Spelling (1-to-1) Candidates
I. Introduction
A token is a single word (term without spaces). If a token is corrected to a single word for spelling is called 1-to-1 spelling correction. If the token is a spelling error, it is a non-word spelling error correction. Otherwise, it is a real-word correction. This page focus on the non-word correction.
II. Algorithm
- Get all possible edit combinations from the spelling error words within 1 edit distance by:
- Deletion: abc -> {bc, ac, ab}
- Insertion: abc -> {aabc, babc, ..., zabc, aabc, abbc, ..., abcz}
=> Do not insert space (split has different suggestion dictionary filter)

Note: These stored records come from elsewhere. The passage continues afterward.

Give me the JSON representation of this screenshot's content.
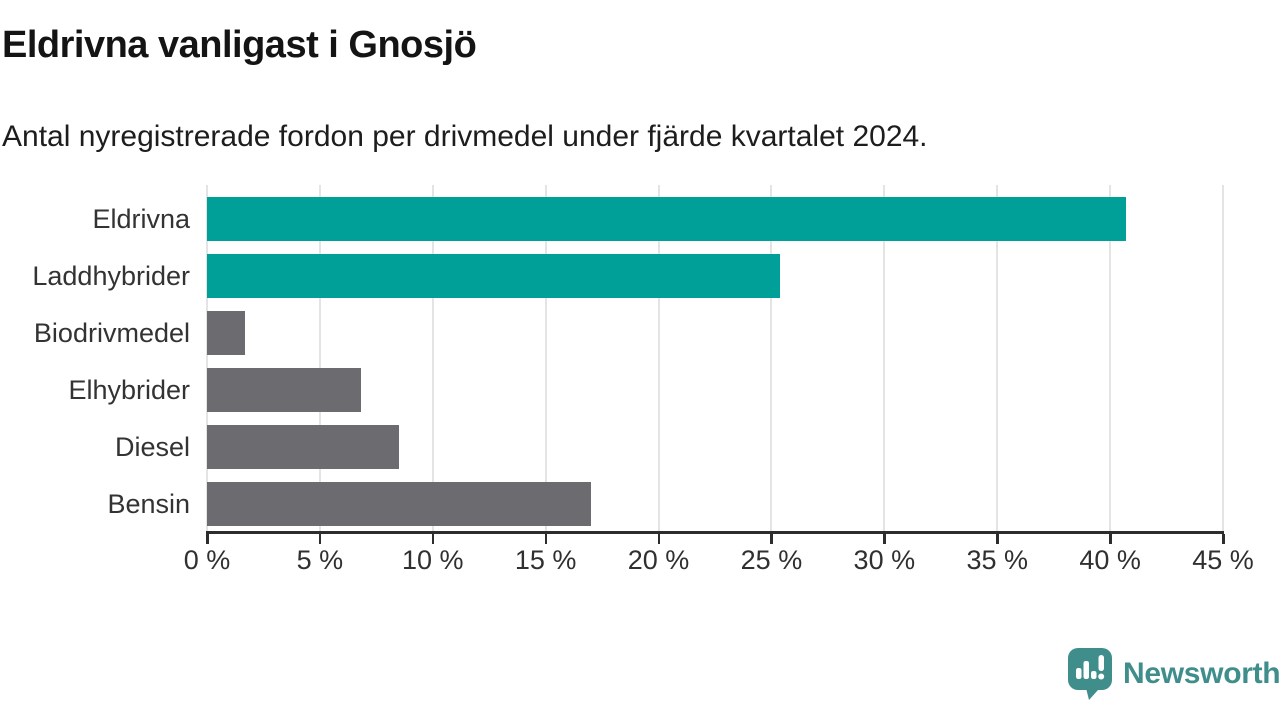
{
  "header": {
    "title": "Eldrivna vanligast i Gnosjö",
    "subtitle": "Antal nyregistrerade fordon per drivmedel under fjärde kvartalet 2024."
  },
  "chart_data": {
    "type": "bar",
    "orientation": "horizontal",
    "title": "Eldrivna vanligast i Gnosjö",
    "subtitle": "Antal nyregistrerade fordon per drivmedel under fjärde kvartalet 2024.",
    "categories": [
      "Eldrivna",
      "Laddhybrider",
      "Biodrivmedel",
      "Elhybrider",
      "Diesel",
      "Bensin"
    ],
    "values": [
      40.7,
      25.4,
      1.7,
      6.8,
      8.5,
      17.0
    ],
    "unit": "%",
    "xlim": [
      0,
      45
    ],
    "x_ticks": [
      0,
      5,
      10,
      15,
      20,
      25,
      30,
      35,
      40,
      45
    ],
    "grid": "vertical-only",
    "legend": "none",
    "bar_colors": [
      "#00a098",
      "#00a098",
      "#6c6b70",
      "#6c6b70",
      "#6c6b70",
      "#6c6b70"
    ],
    "highlight_color": "#00a098",
    "base_color": "#6c6b70",
    "gridline_color": "#e4e4e4",
    "axis_color": "#2d2d2d",
    "label_color": "#333333"
  },
  "branding": {
    "wordmark": "Newsworthy",
    "logo_icon": "newsworthy-speech-bubble-chart-icon",
    "brand_color": "#3f8e8b"
  }
}
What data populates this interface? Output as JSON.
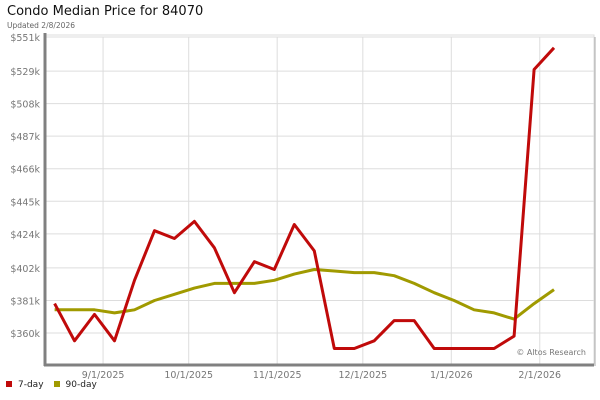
{
  "chart_data": {
    "type": "line",
    "title": "Condo Median Price for 84070",
    "subtitle": "Updated 2/8/2026",
    "xlabel": "",
    "ylabel": "",
    "ylim": [
      340,
      551
    ],
    "yticks": [
      360,
      381,
      402,
      424,
      445,
      466,
      487,
      508,
      529,
      551
    ],
    "ytick_labels": [
      "$360k",
      "$381k",
      "$402k",
      "$424k",
      "$445k",
      "$466k",
      "$487k",
      "$508k",
      "$529k",
      "$551k"
    ],
    "xlim": [
      "2025-08-12",
      "2026-02-20"
    ],
    "xticks": [
      "2025-09-01",
      "2025-10-01",
      "2025-11-01",
      "2025-12-01",
      "2026-01-01",
      "2026-02-01"
    ],
    "xtick_labels": [
      "9/1/2025",
      "10/1/2025",
      "11/1/2025",
      "12/1/2025",
      "1/1/2026",
      "2/1/2026"
    ],
    "grid": true,
    "legend_position": "bottom-left",
    "annotation": "© Altos Research",
    "x": [
      "2025-08-15",
      "2025-08-22",
      "2025-08-29",
      "2025-09-05",
      "2025-09-12",
      "2025-09-19",
      "2025-09-26",
      "2025-10-03",
      "2025-10-10",
      "2025-10-17",
      "2025-10-24",
      "2025-10-31",
      "2025-11-07",
      "2025-11-14",
      "2025-11-21",
      "2025-11-28",
      "2025-12-05",
      "2025-12-12",
      "2025-12-19",
      "2025-12-26",
      "2026-01-02",
      "2026-01-09",
      "2026-01-16",
      "2026-01-23",
      "2026-01-30",
      "2026-02-06"
    ],
    "series": [
      {
        "name": "7-day",
        "color": "#c00a0a",
        "values": [
          379,
          355,
          372,
          355,
          394,
          426,
          421,
          432,
          415,
          386,
          406,
          401,
          430,
          413,
          350,
          350,
          355,
          368,
          368,
          350,
          350,
          350,
          350,
          358,
          530,
          544
        ]
      },
      {
        "name": "90-day",
        "color": "#a09a00",
        "values": [
          375,
          375,
          375,
          373,
          375,
          381,
          385,
          389,
          392,
          392,
          392,
          394,
          398,
          401,
          400,
          399,
          399,
          397,
          392,
          386,
          381,
          375,
          373,
          369,
          379,
          388
        ]
      }
    ]
  }
}
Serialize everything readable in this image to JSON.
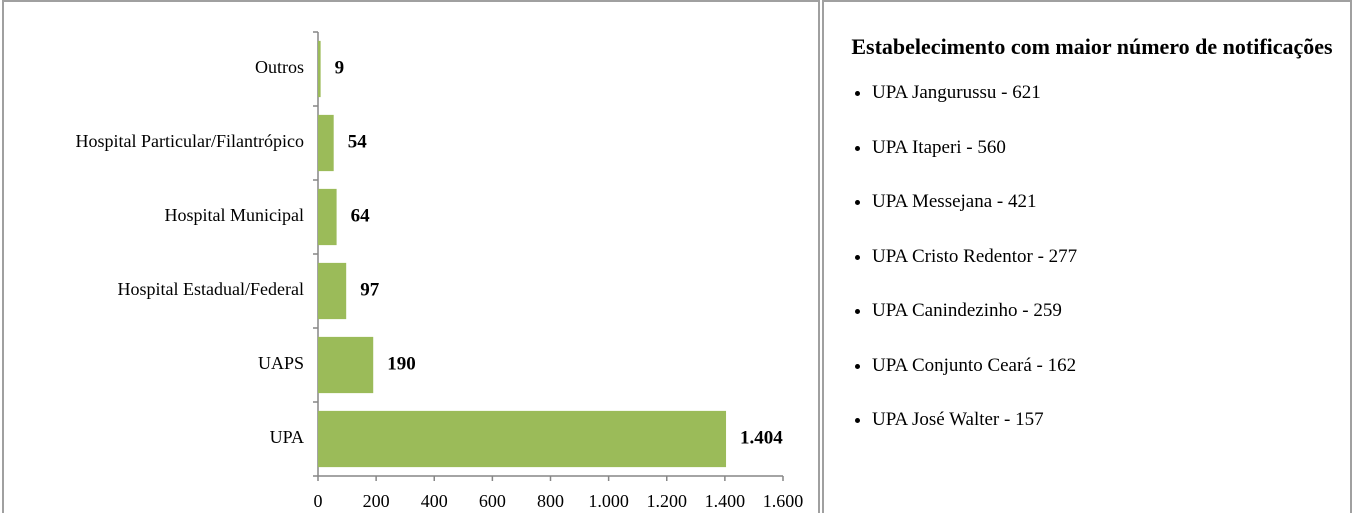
{
  "chart_data": {
    "type": "hbar",
    "categories": [
      "Outros",
      "Hospital Particular/Filantrópico",
      "Hospital Municipal",
      "Hospital Estadual/Federal",
      "UAPS",
      "UPA"
    ],
    "values": [
      9,
      54,
      64,
      97,
      190,
      1404
    ],
    "value_labels": [
      "9",
      "54",
      "64",
      "97",
      "190",
      "1.404"
    ],
    "color": "#9bbb59",
    "xlim": [
      0,
      1600
    ],
    "xticks": [
      0,
      200,
      400,
      600,
      800,
      {
        "value": 1000,
        "label": "1.000"
      },
      {
        "value": 1200,
        "label": "1.200"
      },
      {
        "value": 1400,
        "label": "1.400"
      },
      {
        "value": 1600,
        "label": "1.600"
      }
    ]
  },
  "panel": {
    "title": "Estabelecimento com maior  número de notificações",
    "items": [
      "UPA Jangurussu - 621",
      "UPA Itaperi - 560",
      "UPA Messejana - 421",
      "UPA Cristo Redentor - 277",
      "UPA Canindezinho - 259",
      "UPA Conjunto Ceará - 162",
      "UPA José Walter - 157"
    ]
  }
}
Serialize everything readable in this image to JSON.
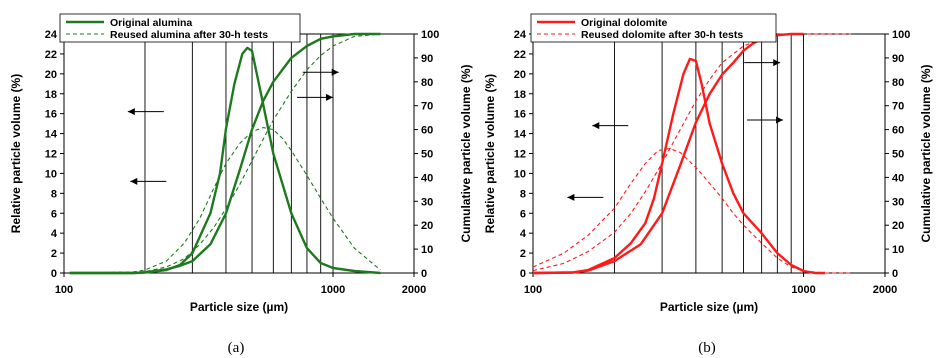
{
  "chart_data": [
    {
      "type": "line",
      "panel": "(a)",
      "xlabel": "Particle size (µm)",
      "ylabel_left": "Relative particle volume (%)",
      "ylabel_right": "Cumulative particle volume (%)",
      "xscale": "log",
      "xlim": [
        100,
        2000
      ],
      "xticks": [
        100,
        1000,
        2000
      ],
      "ylim_left": [
        0,
        24
      ],
      "yticks_left": [
        0,
        2,
        4,
        6,
        8,
        10,
        12,
        14,
        16,
        18,
        20,
        22,
        24
      ],
      "ylim_right": [
        0,
        100
      ],
      "yticks_right": [
        0,
        10,
        20,
        30,
        40,
        50,
        60,
        70,
        80,
        90,
        100
      ],
      "vertical_gridlines": [
        200,
        300,
        400,
        500,
        600,
        700,
        800,
        900,
        1000
      ],
      "legend_placement": "top-left",
      "color": "#1e7a1e",
      "series": [
        {
          "name": "Original alumina",
          "style": "solid",
          "relative_x": [
            105,
            180,
            200,
            240,
            270,
            300,
            350,
            380,
            400,
            430,
            460,
            480,
            500,
            540,
            600,
            700,
            800,
            900,
            1000,
            1200,
            1500
          ],
          "relative_y": [
            0,
            0,
            0.05,
            0.3,
            0.8,
            2,
            6,
            10,
            14.5,
            19,
            22,
            22.6,
            22.3,
            18,
            12,
            6,
            2.5,
            1,
            0.5,
            0.2,
            0
          ],
          "cumulative_x": [
            105,
            180,
            200,
            240,
            270,
            300,
            350,
            400,
            450,
            500,
            550,
            600,
            700,
            800,
            900,
            1000,
            1200,
            1500
          ],
          "cumulative_y": [
            0,
            0,
            0.3,
            1.5,
            3,
            5,
            12,
            25,
            43,
            60,
            72,
            80,
            90,
            95,
            98,
            99,
            100,
            100
          ]
        },
        {
          "name": "Reused alumina after 30-h tests",
          "style": "dashed",
          "relative_x": [
            105,
            180,
            200,
            240,
            280,
            320,
            360,
            400,
            450,
            500,
            550,
            600,
            650,
            700,
            800,
            900,
            1000,
            1200,
            1500
          ],
          "relative_y": [
            0,
            0.1,
            0.3,
            1.2,
            3,
            5.5,
            8.5,
            11,
            13,
            14.2,
            14.6,
            14.4,
            13.5,
            12.3,
            9.8,
            7.5,
            5.5,
            2.5,
            0.3
          ],
          "cumulative_x": [
            105,
            180,
            200,
            240,
            280,
            320,
            360,
            400,
            450,
            500,
            550,
            600,
            700,
            800,
            900,
            1000,
            1200,
            1500
          ],
          "cumulative_y": [
            0,
            0.2,
            0.6,
            2.5,
            6,
            12,
            19,
            27,
            37,
            47,
            56,
            64,
            76,
            85,
            91,
            95,
            99,
            100
          ]
        }
      ],
      "annotations": [
        {
          "text": "←",
          "points_to": "left axis",
          "x": 235,
          "y": 16.2
        },
        {
          "text": "←",
          "points_to": "left axis",
          "x": 240,
          "y": 9.2
        },
        {
          "text": "→",
          "points_to": "right axis",
          "x": 1050,
          "y": 84
        },
        {
          "text": "→",
          "points_to": "right axis",
          "x": 1000,
          "y": 73.5
        }
      ]
    },
    {
      "type": "line",
      "panel": "(b)",
      "xlabel": "Particle size (µm)",
      "ylabel_left": "Relative particle volume (%)",
      "ylabel_right": "Cumulative particle volume (%)",
      "xscale": "log",
      "xlim": [
        100,
        2000
      ],
      "xticks": [
        100,
        1000,
        2000
      ],
      "ylim_left": [
        0,
        24
      ],
      "yticks_left": [
        0,
        2,
        4,
        6,
        8,
        10,
        12,
        14,
        16,
        18,
        20,
        22,
        24
      ],
      "ylim_right": [
        0,
        100
      ],
      "yticks_right": [
        0,
        10,
        20,
        30,
        40,
        50,
        60,
        70,
        80,
        90,
        100
      ],
      "vertical_gridlines": [
        200,
        300,
        400,
        500,
        600,
        700,
        800,
        900,
        1000
      ],
      "legend_placement": "top-left",
      "color": "#ff1a1a",
      "series": [
        {
          "name": "Original dolomite",
          "style": "solid",
          "relative_x": [
            100,
            140,
            160,
            200,
            230,
            260,
            280,
            300,
            330,
            360,
            380,
            400,
            420,
            450,
            500,
            550,
            600,
            700,
            800,
            900,
            1000,
            1100,
            1200
          ],
          "relative_y": [
            0,
            0.05,
            0.3,
            1.5,
            3,
            5,
            7.5,
            11,
            16,
            20,
            21.5,
            21.3,
            19,
            15,
            11,
            8,
            6,
            4,
            2,
            0.8,
            0.2,
            0,
            0
          ],
          "cumulative_x": [
            100,
            140,
            160,
            200,
            250,
            300,
            350,
            400,
            450,
            500,
            550,
            600,
            650,
            700,
            800,
            900,
            1000
          ],
          "cumulative_y": [
            0,
            0.2,
            1,
            5,
            12,
            25,
            45,
            63,
            75,
            83,
            88,
            93,
            96,
            98,
            99.5,
            100,
            100
          ]
        },
        {
          "name": "Reused dolomite after 30-h tests",
          "style": "dashed",
          "relative_x": [
            100,
            130,
            160,
            200,
            230,
            260,
            290,
            320,
            350,
            400,
            450,
            500,
            550,
            600,
            700,
            800,
            900,
            1000,
            1200,
            1500
          ],
          "relative_y": [
            0.6,
            2,
            3.8,
            6.5,
            9,
            11,
            12.3,
            12.5,
            12.1,
            10.6,
            9,
            7.5,
            6,
            4.8,
            3,
            1.5,
            0.6,
            0.2,
            0,
            0
          ],
          "cumulative_x": [
            100,
            130,
            160,
            200,
            230,
            260,
            300,
            350,
            400,
            450,
            500,
            600,
            700,
            800,
            900,
            1000,
            1200,
            1500
          ],
          "cumulative_y": [
            1,
            4,
            9,
            17,
            25,
            34,
            46,
            60,
            72,
            81,
            88,
            95,
            98,
            99.5,
            100,
            100,
            100,
            100
          ]
        }
      ],
      "annotations": [
        {
          "text": "←",
          "points_to": "left axis",
          "x": 225,
          "y": 14.8
        },
        {
          "text": "←",
          "points_to": "left axis",
          "x": 182,
          "y": 7.6
        },
        {
          "text": "→",
          "points_to": "right axis",
          "x": 820,
          "y": 88
        },
        {
          "text": "→",
          "points_to": "right axis",
          "x": 840,
          "y": 64
        }
      ]
    }
  ],
  "captions": [
    "(a)",
    "(b)"
  ]
}
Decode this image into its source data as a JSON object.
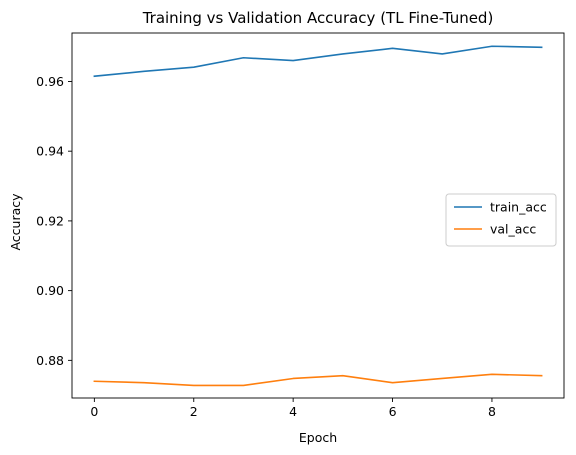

- Substitution: bc -> {abc, bbc, ..., zbc, aac, abc, ..., abz}
- Transposition (Swap): abc -> {bac, acb}
- Sum all above combinations
- Get all possible combinations from the spelling error words within 2 edit distance by:
- Apply the same algorithm on the result of above (edit distance 1)
- Sum all combinations
- Check all combinations within 2 edit-distance if there are dic.IsDicWord( )
- If yes, they are suggested candidates
III. Test Examples
Error token | Corrected word | Edit Distance | Notes
|
---|
non-word 1-to-1 correction
|
neef | need | 1 |
|
thier | their | 1 |
|
shud | should | 2 | Metaphone2: [XT]|[XLT]
|
cort | caught | 4 | Metaphone2: [KRT]|[KFT]|1
|
real-word 1-to-1 correction
|
there | their | 2 | Metaphone2: [0R]|[OR]
|
IV. TBD
- Algorithm:
- Substitution might need to add phonetic in, such as "f" to "ph", "k" -> "ch",
- Substitution might need to consider the adjacent keys for edit distance of three. For example, "f" -> {t, r, e, d, c, v, b, g}.